Tuesday, October 5, 2010

Look to the East for Liquidity


We continue to see the impact from the  collapse of liquidity and erosion of value in the old world economies  flowing from the global financial crisis of 2007 and 2008.   The Wharton School of the University of Pennsylvania recently reported ( In Search of Capital ) that during 2009 angel investing in the USA in start ups declined a further 8.3% to $17.6 billion - following an earlier massive  drop of 26.2% in 2008.  This didn't really overcome the positive news that because deals were slightly smaller in size last year there was actually a 3% increase in the total number of firms that got financing.  If the US stops funding entrepreneurial activity there is something seriously wrong.

In June we saw Dave Kansas pose the question Did China Save Your Retirement in his Wall Street Journal article - proposing that unless the Chinese let their yuan appreciate against the US dollar US retirement savings were under severe threat - and expressing some relief that there appeared to be some signs that China appeared to making moves to loosen controls on their currency.  More recently we have seen the US legislature approve new laws empowering the administration to take punitive action against the Chinese unless they relax their currency controls.  I won't hold my breath.  Why should/would they?

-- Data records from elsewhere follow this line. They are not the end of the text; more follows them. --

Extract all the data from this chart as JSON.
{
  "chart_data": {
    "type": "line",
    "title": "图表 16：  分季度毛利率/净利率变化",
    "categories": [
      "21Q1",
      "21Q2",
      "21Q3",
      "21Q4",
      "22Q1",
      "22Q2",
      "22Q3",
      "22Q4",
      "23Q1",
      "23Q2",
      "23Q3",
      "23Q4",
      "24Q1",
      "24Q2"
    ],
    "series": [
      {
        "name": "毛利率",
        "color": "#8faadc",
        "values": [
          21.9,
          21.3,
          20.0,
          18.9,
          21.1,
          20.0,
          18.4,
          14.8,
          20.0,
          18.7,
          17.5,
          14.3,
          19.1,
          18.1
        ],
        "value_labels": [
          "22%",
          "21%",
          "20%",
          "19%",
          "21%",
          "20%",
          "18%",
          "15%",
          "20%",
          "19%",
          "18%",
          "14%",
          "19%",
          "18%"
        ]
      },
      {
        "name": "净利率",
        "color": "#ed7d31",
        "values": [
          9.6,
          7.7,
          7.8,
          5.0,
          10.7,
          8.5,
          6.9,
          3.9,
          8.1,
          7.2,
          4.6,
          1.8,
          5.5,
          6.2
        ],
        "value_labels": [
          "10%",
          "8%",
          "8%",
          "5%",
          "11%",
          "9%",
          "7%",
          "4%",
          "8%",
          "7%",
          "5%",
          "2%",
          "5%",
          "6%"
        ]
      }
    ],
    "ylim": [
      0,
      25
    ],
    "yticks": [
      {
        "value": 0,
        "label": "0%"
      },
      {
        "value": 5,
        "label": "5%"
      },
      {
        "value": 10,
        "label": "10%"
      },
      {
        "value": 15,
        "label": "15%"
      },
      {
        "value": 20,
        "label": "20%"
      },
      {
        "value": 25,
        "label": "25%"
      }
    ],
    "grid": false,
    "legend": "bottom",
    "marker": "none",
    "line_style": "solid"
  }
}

To me the best indicators of what is happening is to watch where the private bankers and investment bankers are going with staff, infrastructure and to source capital.  And it's not Europe or North America. It's India and China.  Look at the example of Lombard Odier Darier Hentsch, the small and venerable old boutique Swiss private bank - which is boosting its Hong Kong team.  At the time it made this announcement in September it criticised it's larger private banking rivals also rushing to China stating that the days of product pushing are over and the future of private banking is "where the client is still the focus".  "The deleveraging that has occurred following the global financial crisis in 2008 has resulted in a structural change in the market.  It is not a cyclical change".

I am excited by this.  As an Australian living in our island at the bottom of Asia I am living right in the middle of the largest global power shift since the war.

What opportunity there lies for the brave and the agile!